This Paper Was First Published in the Proceedings of the First Dutch International Symposium

Southeastern University Computer Science

Operating System (cosc513) project:

Linux Kernel—filesystems

Name: Peijun Li

Student ID#: 0100276

Professor: Morteza Anvari

Date: 03/10/2001

Southeastern University Computer Science (cosc513)

Introduction

Linux is a Unix-like operating system, which runs on PC-386 computers. It was implemented first as extension to the Minix operating system and its first versions included support for the Minix filesystem only. The Minix filesystem contains two serious limitations: block addresses are stored in 16 bit integers, thus the maximal filesystem size is restricted to 64 mega bytes, and directories contain fixed-size entries and the maximal file name is 14 characters.

Two new filesystems were designed and implemented that are included in the standard Linux kernel. These filesystems, called ``Extended File System'' (Ext fs) and ``Second Extended File System'' (Ext2 fs) raise the limitations and add new features.

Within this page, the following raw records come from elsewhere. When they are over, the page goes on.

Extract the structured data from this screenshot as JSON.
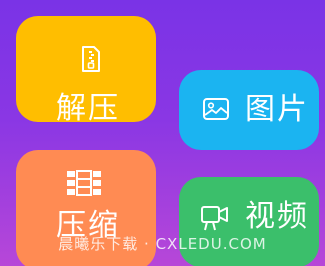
{
  "tiles": {
    "unzip": {
      "label": "解压",
      "icon": "zip-file-icon",
      "color": "#ffbe00"
    },
    "images": {
      "label": "图片",
      "icon": "image-icon",
      "color": "#1bb4f1"
    },
    "compress": {
      "label": "压缩",
      "icon": "compress-icon",
      "color": "#ff8b53"
    },
    "video": {
      "label": "视频",
      "icon": "video-camera-icon",
      "color": "#3bbf6b"
    }
  },
  "watermark": {
    "text": "晨曦乐下载 · CXLEDU.COM"
  },
  "colors": {
    "background_top": "#7a33e6",
    "background_bottom": "#b747d8"
  }
}
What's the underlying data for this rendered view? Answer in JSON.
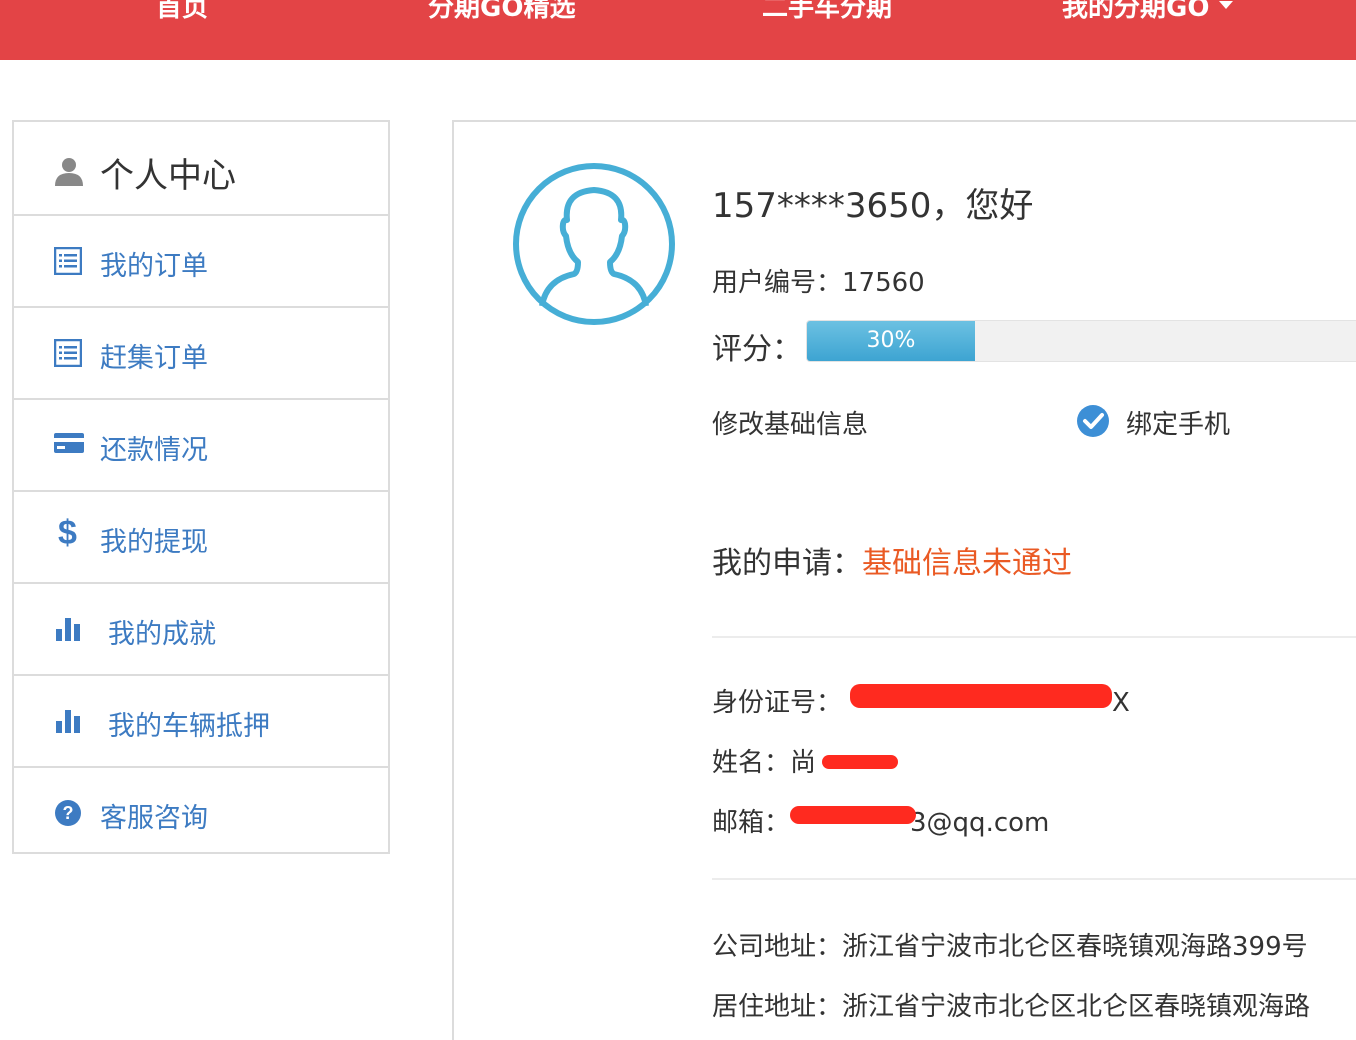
{
  "nav": {
    "items": [
      "首页",
      "分期GO精选",
      "二手车分期",
      "我的分期GO"
    ],
    "color": "#e34446"
  },
  "sidebar": {
    "title": "个人中心",
    "items": [
      {
        "label": "我的订单",
        "icon": "list-icon"
      },
      {
        "label": "赶集订单",
        "icon": "list-icon"
      },
      {
        "label": "还款情况",
        "icon": "credit-card-icon"
      },
      {
        "label": "我的提现",
        "icon": "dollar-icon"
      },
      {
        "label": "我的成就",
        "icon": "bar-chart-icon"
      },
      {
        "label": "我的车辆抵押",
        "icon": "bar-chart-icon"
      },
      {
        "label": "客服咨询",
        "icon": "question-icon"
      }
    ],
    "accent": "#3d7bc2"
  },
  "profile": {
    "greeting": "157****3650，您好",
    "user_id_label": "用户编号：",
    "user_id": "17560",
    "score_label": "评分：",
    "score_text": "30%",
    "score_value": 0.3,
    "edit_info": "修改基础信息",
    "bind_phone": "绑定手机",
    "application_label": "我的申请：",
    "application_status": "基础信息未通过",
    "status_color": "#ea5a24"
  },
  "details": {
    "id_label": "身份证号：",
    "id_visible": "X",
    "name_label": "姓名：",
    "name_visible": "尚",
    "email_label": "邮箱：",
    "email_visible": "3@qq.com",
    "company_label": "公司地址：",
    "company_value": "浙江省宁波市北仑区春晓镇观海路399号",
    "home_label": "居住地址：",
    "home_value": "浙江省宁波市北仑区北仑区春晓镇观海路"
  }
}
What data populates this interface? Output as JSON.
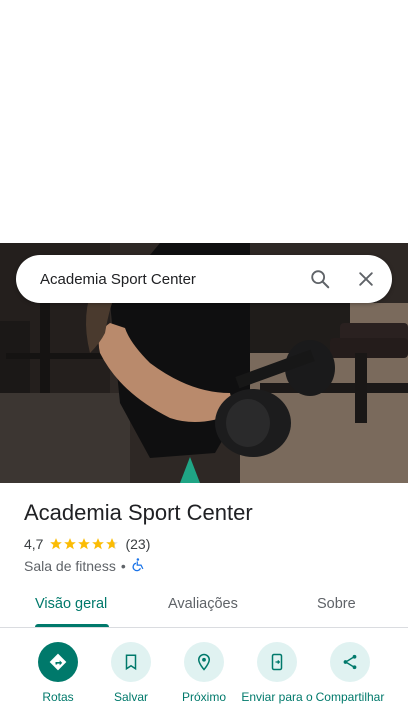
{
  "search": {
    "query": "Academia Sport Center"
  },
  "place": {
    "name": "Academia Sport Center",
    "rating": "4,7",
    "rating_value": 4.7,
    "reviews_count": "(23)",
    "category": "Sala de fitness",
    "separator": "•"
  },
  "tabs": [
    {
      "label": "Visão geral",
      "active": true
    },
    {
      "label": "Avaliações",
      "active": false
    },
    {
      "label": "Sobre",
      "active": false
    }
  ],
  "actions": [
    {
      "label": "Rotas",
      "icon": "directions-icon"
    },
    {
      "label": "Salvar",
      "icon": "bookmark-icon"
    },
    {
      "label": "Próximo",
      "icon": "nearby-icon"
    },
    {
      "label": "Enviar para o",
      "icon": "send-to-phone-icon"
    },
    {
      "label": "Compartilhar",
      "icon": "share-icon"
    }
  ],
  "colors": {
    "accent": "#00796b",
    "accent_light": "#e0f2f1",
    "star": "#fbbc04"
  }
}
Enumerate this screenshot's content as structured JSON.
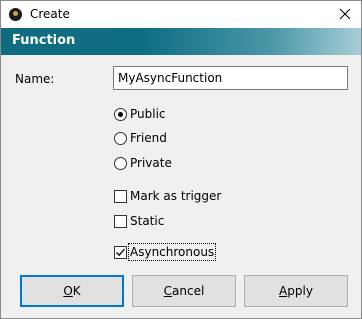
{
  "window": {
    "title": "Create",
    "close_icon": "close-icon"
  },
  "header": {
    "title": "Function"
  },
  "form": {
    "name_label": "Name:",
    "name_value": "MyAsyncFunction",
    "visibility_options": [
      {
        "label": "Public",
        "selected": true
      },
      {
        "label": "Friend",
        "selected": false
      },
      {
        "label": "Private",
        "selected": false
      }
    ],
    "checkboxes": [
      {
        "label": "Mark as trigger",
        "checked": false
      },
      {
        "label": "Static",
        "checked": false
      },
      {
        "label": "Asynchronous",
        "checked": true
      }
    ]
  },
  "buttons": {
    "ok": {
      "mnemonic": "O",
      "rest": "K"
    },
    "cancel": {
      "mnemonic": "C",
      "rest": "ancel"
    },
    "apply": {
      "mnemonic": "A",
      "rest": "pply"
    }
  }
}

History of Linux filesystems

In its very early days, Linux was cross-developed under the Minix operating system. It was easier to share disks between the two systems than to design a new filesystem, so Linus Torvalds decided to implement support for the Minix filesystem in Linux. The Minix filesystem was an efficient and relatively bug-free piece of software.

However, the restrictions in the design of the Minix filesystem were too limiting, so people started thinking and working on the implementation of new filesystems in Linux.

In order to ease the addition of new filesystems into the Linux kernel, a Virtual File System (VFS) layer was developed. The VFS layer was initially written by Chris Provenzano, and later rewritten by Linus Torvalds before it was integrated into the Linux kernel.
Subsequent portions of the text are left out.